Let $K$ be a local field (of characteristic 0) with (finite) residue field of characteristic $l$ and let $p$ be a prime.

Considering the cases, whether the $p$-th roots of unity are in $K$ and whether $l$ equals $p$ (and maybe whether $p=2$) or not, my question is:

How many Galois extensions of $K$ of degree $p$ exist?

$\endgroup$
1
9
$\begingroup$

If $K$ contains the $p$-th roots of unity, then Kummer theory tells us that the degree $p$ Galois extensions of $K$ are in bijective correspondence with the subgroups of $K^{\times}/(K^{\times})^p$ of order $p$. The structure of $K^{\times}$ is well-known; see http://en.wikipedia.org/wiki/Local_fields or any decent book on local fields. So you can work out the answer in this case.

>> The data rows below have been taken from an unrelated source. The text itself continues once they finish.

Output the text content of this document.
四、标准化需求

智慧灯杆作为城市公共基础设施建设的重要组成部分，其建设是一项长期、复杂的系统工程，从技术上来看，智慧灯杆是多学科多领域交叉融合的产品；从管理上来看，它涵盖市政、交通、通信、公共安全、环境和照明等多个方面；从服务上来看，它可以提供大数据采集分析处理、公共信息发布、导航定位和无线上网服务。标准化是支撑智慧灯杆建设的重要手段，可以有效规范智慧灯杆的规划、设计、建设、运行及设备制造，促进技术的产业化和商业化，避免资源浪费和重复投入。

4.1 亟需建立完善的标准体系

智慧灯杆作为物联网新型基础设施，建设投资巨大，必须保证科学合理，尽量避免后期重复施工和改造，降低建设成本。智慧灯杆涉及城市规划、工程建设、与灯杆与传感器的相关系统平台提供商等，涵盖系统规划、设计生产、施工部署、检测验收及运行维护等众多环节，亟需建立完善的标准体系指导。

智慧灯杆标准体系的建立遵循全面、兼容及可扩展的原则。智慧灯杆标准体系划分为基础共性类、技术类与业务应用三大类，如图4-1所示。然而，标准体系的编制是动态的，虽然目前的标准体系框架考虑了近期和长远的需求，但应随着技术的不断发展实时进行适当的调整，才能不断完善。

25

If $K$ doesn't contain the $p$-th roots of unity, then it becomes harder. Here are some special cases. For every $d \in \mathbb{N}$, $K$ has a unique unramified extension of degree $d$, which is necessarily cyclic - see Corollary 4.4 of these nice notes: http://websites.math.leidenuniv.nl/algebra/localfields.pdf So in particular there is a unique unramified degree p Galois extension of $K$.

If $l \neq p$, then any ramified extension of $K$ must be totally and tamely ramified. But then by 5.3 and 5.4 of the above notes, $\mathbb{Z}/p\mathbb{Z}$ must embed into the unit group of the residue field of $K$. Then by Hensel's Lemma, $K$ must contain $p$-th roots of unity and so we are reduced to the Kummer case above.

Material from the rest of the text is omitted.